Proposition de directive relative aux mesures pénales visant à assurer le respect des droits de propriété intellectuelle

La commission européenne vient de publier un nouveau projet de directive visant à appliquer les accords ADPIC de 1994 en complétant la directive 2004/48/CE du 29 avril 2004.

Reprise d’un article publié sur le blog juridique de Jean Baptiste Soufron
site sous Contrat creative Commons

Le texte est la présentation du projet sont disponibles en français ici

Parlant de "mesures pénales" et de "respect des droits", le titre du projet donne un peu le ton de l’ensemble et laisse déjà penser qu’il ne sera pas suffisamment fin pour faire la différence entre la contrefaçon industrielle à grande échelle qui justifie les mesures pénales déjà existantes, et les usages personnels du public qui sont généralement garantis par des droits ou des exceptions mais qui ne donnent pas lieu à rémunération pour les ayants-droit.

L’introduction du projet confirme ce sentiment en faisant rapidement l’amalgame entre le trafic de drogue, la criminalité organisée qui importe et fabrique des contrefaçons à grande échelle, les contrefaçons frauduleuses qui mettent en danger la santé des consommateurs, et "le développement de l’usage de l’Internet qui permet une distribution instantanée et globale de produits piratés", c’est-à-dire le P2P et les échanges personnels.

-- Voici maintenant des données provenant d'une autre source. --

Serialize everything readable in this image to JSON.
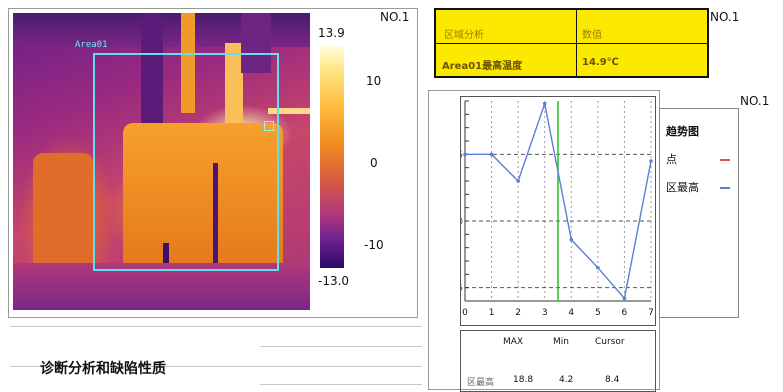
{
  "thermal": {
    "area_label": "Area01",
    "panel_label": "NO.1",
    "scale": {
      "max": "13.9",
      "min": "-13.0",
      "ticks": [
        "10",
        "0",
        "-10"
      ]
    }
  },
  "table": {
    "panel_label": "NO.1",
    "header": [
      "区域分析",
      "数值"
    ],
    "row": [
      "Area01最高温度",
      "14.9℃"
    ]
  },
  "chart": {
    "panel_label": "NO.1",
    "legend": {
      "title": "趋势图",
      "items": [
        "点",
        "区最高"
      ]
    },
    "stats": {
      "headers": [
        "MAX",
        "Min",
        "Cursor"
      ],
      "row_label": "区最高",
      "values": [
        "18.8",
        "4.2",
        "8.4"
      ]
    }
  },
  "diagnosis": {
    "title": "诊断分析和缺陷性质"
  },
  "chart_data": {
    "type": "line",
    "x": [
      0,
      1,
      2,
      3,
      4,
      5,
      6,
      7
    ],
    "series": [
      {
        "name": "区最高",
        "values": [
          15,
          15,
          13,
          18.8,
          8.6,
          6.5,
          4.2,
          14.5
        ]
      }
    ],
    "ylim": [
      4,
      19
    ],
    "xlim": [
      0,
      7
    ],
    "y_ticks": [
      5,
      10,
      15
    ],
    "x_ticks": [
      0,
      1,
      2,
      3,
      4,
      5,
      6,
      7
    ],
    "cursor_x": 3.5,
    "grid": true,
    "colors": {
      "line": "#5b7fd6",
      "cursor": "#22c122"
    }
  }
}
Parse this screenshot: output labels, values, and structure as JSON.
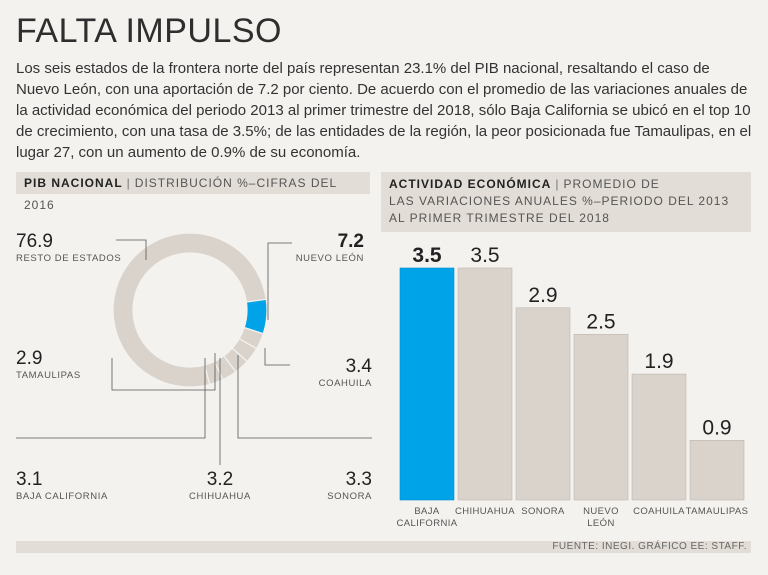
{
  "title": "FALTA IMPULSO",
  "intro": "Los seis estados de la frontera norte del país representan 23.1% del PIB nacional, resaltando el caso de Nuevo León, con una aportación de 7.2 por ciento. De acuerdo con el promedio de las variaciones anuales de la actividad económica del periodo 2013 al primer trimestre del 2018, sólo Baja California se ubicó en el top 10 de crecimiento, con una tasa de 3.5%; de las entidades de la región, la peor posicionada fue Tamaulipas, en el lugar 27, con un aumento de 0.9% de su economía.",
  "left_panel": {
    "label": "PIB NACIONAL",
    "sub": "DISTRIBUCIÓN %–CIFRAS DEL 2016"
  },
  "right_panel": {
    "label": "ACTIVIDAD ECONÓMICA",
    "sub1": "PROMEDIO DE",
    "sub2": "LAS VARIACIONES ANUALES %–PERIODO DEL 2013",
    "sub3": "AL PRIMER TRIMESTRE DEL 2018"
  },
  "footer": "FUENTE: INEGI. GRÁFICO EE: STAFF.",
  "colors": {
    "highlight": "#00a3e8",
    "base": "#d9d3cb",
    "outline": "#bdb6ad"
  },
  "chart_data": [
    {
      "type": "pie",
      "title": "PIB NACIONAL",
      "subtitle": "DISTRIBUCIÓN %–CIFRAS DEL 2016",
      "slices": [
        {
          "label": "RESTO DE ESTADOS",
          "value": 76.9
        },
        {
          "label": "NUEVO LEÓN",
          "value": 7.2
        },
        {
          "label": "COAHUILA",
          "value": 3.4
        },
        {
          "label": "SONORA",
          "value": 3.3
        },
        {
          "label": "CHIHUAHUA",
          "value": 3.2
        },
        {
          "label": "BAJA CALIFORNIA",
          "value": 3.1
        },
        {
          "label": "TAMAULIPAS",
          "value": 2.9
        }
      ],
      "value_labels": [
        "76.9",
        "7.2",
        "3.4",
        "3.3",
        "3.2",
        "3.1",
        "2.9"
      ]
    },
    {
      "type": "bar",
      "title": "ACTIVIDAD ECONÓMICA",
      "categories": [
        "BAJA CALIFORNIA",
        "CHIHUAHUA",
        "SONORA",
        "NUEVO LEÓN",
        "COAHUILA",
        "TAMAULIPAS"
      ],
      "category_lines": [
        [
          "BAJA",
          "CALIFORNIA"
        ],
        [
          "CHIHUAHUA"
        ],
        [
          "SONORA"
        ],
        [
          "NUEVO",
          "LEÓN"
        ],
        [
          "COAHUILA"
        ],
        [
          "TAMAULIPAS"
        ]
      ],
      "values": [
        3.5,
        3.5,
        2.9,
        2.5,
        1.9,
        0.9
      ],
      "value_labels": [
        "3.5",
        "3.5",
        "2.9",
        "2.5",
        "1.9",
        "0.9"
      ],
      "ylim": [
        0,
        3.5
      ]
    }
  ]
}
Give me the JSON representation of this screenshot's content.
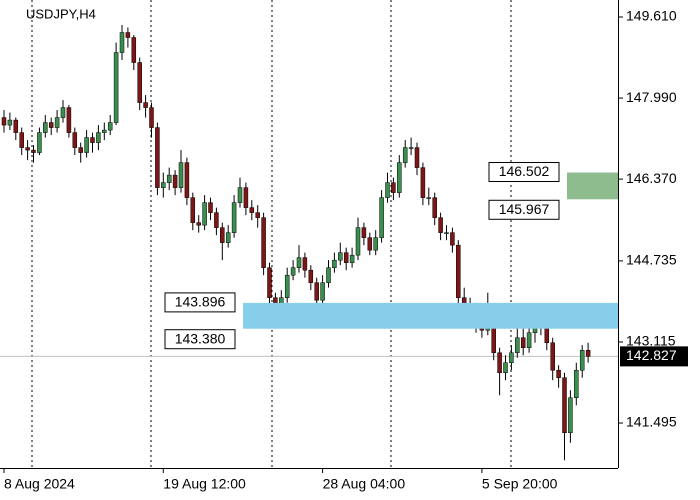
{
  "chart_data": {
    "type": "candlestick",
    "title": "USDJPY,H4",
    "categories": [
      "8 Aug 2024",
      null,
      null,
      null,
      null,
      null,
      null,
      null,
      null,
      null,
      null,
      null,
      null,
      null,
      null,
      null,
      null,
      null,
      null,
      null,
      null,
      null,
      null,
      null,
      null,
      null,
      null,
      "19 Aug 12:00",
      null,
      null,
      null,
      null,
      null,
      null,
      null,
      null,
      null,
      null,
      null,
      null,
      null,
      null,
      null,
      null,
      null,
      null,
      null,
      null,
      null,
      null,
      null,
      null,
      null,
      null,
      "28 Aug 04:00",
      null,
      null,
      null,
      null,
      null,
      null,
      null,
      null,
      null,
      null,
      null,
      null,
      null,
      null,
      null,
      null,
      null,
      null,
      null,
      null,
      null,
      null,
      null,
      null,
      null,
      null,
      "5 Sep 20:00",
      null,
      null,
      null,
      null,
      null,
      null,
      null,
      null,
      null,
      null,
      null,
      null,
      null,
      null,
      null,
      null,
      null,
      null
    ],
    "open": [
      147.6,
      147.45,
      147.55,
      147.3,
      147.0,
      146.95,
      146.9,
      147.3,
      147.5,
      147.4,
      147.6,
      147.8,
      147.3,
      147.0,
      146.9,
      147.2,
      147.1,
      147.3,
      147.35,
      147.5,
      148.9,
      149.3,
      149.2,
      148.7,
      147.9,
      147.8,
      147.4,
      146.2,
      146.3,
      146.45,
      146.2,
      146.7,
      146.0,
      145.5,
      145.45,
      145.9,
      145.7,
      145.4,
      145.1,
      145.3,
      145.9,
      146.2,
      145.8,
      145.7,
      145.6,
      144.6,
      144.0,
      143.8,
      144.0,
      144.45,
      144.6,
      144.8,
      144.55,
      144.3,
      143.95,
      144.3,
      144.6,
      144.75,
      144.9,
      144.7,
      144.85,
      145.4,
      145.2,
      144.95,
      145.2,
      146.0,
      146.3,
      146.1,
      146.7,
      147.0,
      147.0,
      146.6,
      146.0,
      146.0,
      145.6,
      145.3,
      145.3,
      145.05,
      144.0,
      143.8,
      143.6,
      143.5,
      143.35,
      143.4,
      142.9,
      142.5,
      142.7,
      142.9,
      143.2,
      143.0,
      143.3,
      143.4,
      143.5,
      143.1,
      142.55,
      142.4,
      141.3,
      142.0,
      142.55,
      142.95
    ],
    "high": [
      147.75,
      147.7,
      147.6,
      147.4,
      147.15,
      147.05,
      147.4,
      147.65,
      147.6,
      147.75,
      147.95,
      147.85,
      147.4,
      147.1,
      147.35,
      147.3,
      147.45,
      147.5,
      147.65,
      149.1,
      149.45,
      149.4,
      149.25,
      148.8,
      148.05,
      147.9,
      147.5,
      146.5,
      146.6,
      146.55,
      146.95,
      146.8,
      146.1,
      145.65,
      146.05,
      146.0,
      145.8,
      145.5,
      145.45,
      146.05,
      146.4,
      146.3,
      145.95,
      145.85,
      145.7,
      144.7,
      144.1,
      144.15,
      144.6,
      144.75,
      145.05,
      144.9,
      144.65,
      144.4,
      144.45,
      144.75,
      144.9,
      145.1,
      145.0,
      145.0,
      145.6,
      145.5,
      145.3,
      145.35,
      146.15,
      146.5,
      146.4,
      146.85,
      147.15,
      147.2,
      147.1,
      146.7,
      146.2,
      146.1,
      145.7,
      145.45,
      145.4,
      145.15,
      144.2,
      144.0,
      143.9,
      143.65,
      144.1,
      143.55,
      143.0,
      142.85,
      143.05,
      143.45,
      143.4,
      143.55,
      143.7,
      143.75,
      143.6,
      143.2,
      142.65,
      142.5,
      142.15,
      142.7,
      143.05,
      143.1
    ],
    "low": [
      147.3,
      147.35,
      147.15,
      146.85,
      146.75,
      146.7,
      146.85,
      147.2,
      147.25,
      147.3,
      147.5,
      147.2,
      146.85,
      146.7,
      146.8,
      146.9,
      146.95,
      147.15,
      147.25,
      147.45,
      148.75,
      149.0,
      148.55,
      147.75,
      147.6,
      147.2,
      146.05,
      146.0,
      146.15,
      146.05,
      146.1,
      145.85,
      145.35,
      145.3,
      145.35,
      145.55,
      145.25,
      144.75,
      145.0,
      145.2,
      145.8,
      145.65,
      145.55,
      145.4,
      144.45,
      143.75,
      143.6,
      143.7,
      143.9,
      144.35,
      144.5,
      144.4,
      144.15,
      143.8,
      143.85,
      144.2,
      144.5,
      144.65,
      144.55,
      144.6,
      144.75,
      145.05,
      144.85,
      144.85,
      145.1,
      145.9,
      145.95,
      146.0,
      146.6,
      146.85,
      146.45,
      145.85,
      145.85,
      145.45,
      145.15,
      145.15,
      144.9,
      143.85,
      143.6,
      143.4,
      143.3,
      143.2,
      143.25,
      142.75,
      142.05,
      142.35,
      142.55,
      142.8,
      142.85,
      142.9,
      143.1,
      143.25,
      142.95,
      142.35,
      142.2,
      140.75,
      141.1,
      141.85,
      142.4,
      142.7
    ],
    "close": [
      147.45,
      147.55,
      147.3,
      147.0,
      146.95,
      146.9,
      147.3,
      147.5,
      147.4,
      147.6,
      147.8,
      147.3,
      147.0,
      146.9,
      147.2,
      147.1,
      147.3,
      147.35,
      147.5,
      148.9,
      149.3,
      149.2,
      148.7,
      147.9,
      147.8,
      147.4,
      146.2,
      146.3,
      146.45,
      146.2,
      146.7,
      146.0,
      145.5,
      145.45,
      145.9,
      145.7,
      145.4,
      145.1,
      145.3,
      145.9,
      146.2,
      145.8,
      145.7,
      145.6,
      144.6,
      144.0,
      143.8,
      144.0,
      144.45,
      144.6,
      144.8,
      144.55,
      144.3,
      143.95,
      144.3,
      144.6,
      144.75,
      144.9,
      144.7,
      144.85,
      145.4,
      145.2,
      144.95,
      145.2,
      146.0,
      146.3,
      146.1,
      146.7,
      147.0,
      147.0,
      146.6,
      146.0,
      146.0,
      145.6,
      145.3,
      145.3,
      145.05,
      144.0,
      143.8,
      143.6,
      143.5,
      143.35,
      143.4,
      142.9,
      142.5,
      142.7,
      142.9,
      143.2,
      143.0,
      143.3,
      143.4,
      143.5,
      143.1,
      142.55,
      142.4,
      141.3,
      142.0,
      142.55,
      142.95,
      142.827
    ],
    "bull_color": "#3a8f4f",
    "bear_color": "#7d1616",
    "wick_color": "#000000",
    "ylim": [
      140.596,
      149.95
    ],
    "yticks": [
      {
        "value": 149.61,
        "label": "149.610"
      },
      {
        "value": 147.99,
        "label": "147.990"
      },
      {
        "value": 146.37,
        "label": "146.370"
      },
      144.735,
      143.115,
      141.495
    ],
    "last_price": 142.827,
    "zones": [
      {
        "top": 143.896,
        "bottom": {
          "value": 143.38,
          "label": "143.380"
        },
        "color": "#87ceeb"
      },
      {
        "top": 146.502,
        "bottom": 145.967,
        "color": "#8fbc8f"
      }
    ]
  }
}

Justement, le champ d’application de la directive est défini à son article 3 qui indique que "les Etats membres veillent à qualifier d’infraction pénale toute atteinte intentionnelle à un droit de propriété intellectuelle commise à une échelle commerciale, ainsi que la tentative d’une telle atteinte, la complicité et l’incitation à une telle atteinte". On voit donc déjà que les activités visées sont particulièrement larges puisqu’il s’agit de sanctionner l’infraction, sa tentative et son incitation. Mais le champ d’application des mesures pénales proposées est encore élargi par le flou de la définition de l’infraction qui renvoie aux atteintes intentionnelles commises à une échelle commerciale. D’abord, il est assez peu élégant de rappeler qu’il s’agit de punir des atteintes intentionnelles puisqu’il serait de toute façon probablement impossible de vouloir pénaliser des atteintes non-intentionnelles à la propriété d’autrui. Mais s’il s’agit peut-être là d’essayer d’adopter une rédaction claire pour insister sur cette idée, on peut se poser la question de savoir pourquoi la proposition fait référence à une "échelle commerciale" inconnue du droit français et européen en matière de propriété intellectuelle. À moins d’y voir une référence aux méthodes utilisées en matière de concurrence pour définir les marchés pertinents, on ne peut hélas se faire de religion sur la signification de ce terme : le droit français éprouve déjà du mal à définir qui sont les commerçants et ce que sont les relations commerciales, et voilà qu’on lui demande de commencer à criminaliser les échanges réalisés "à une échelle commerciale".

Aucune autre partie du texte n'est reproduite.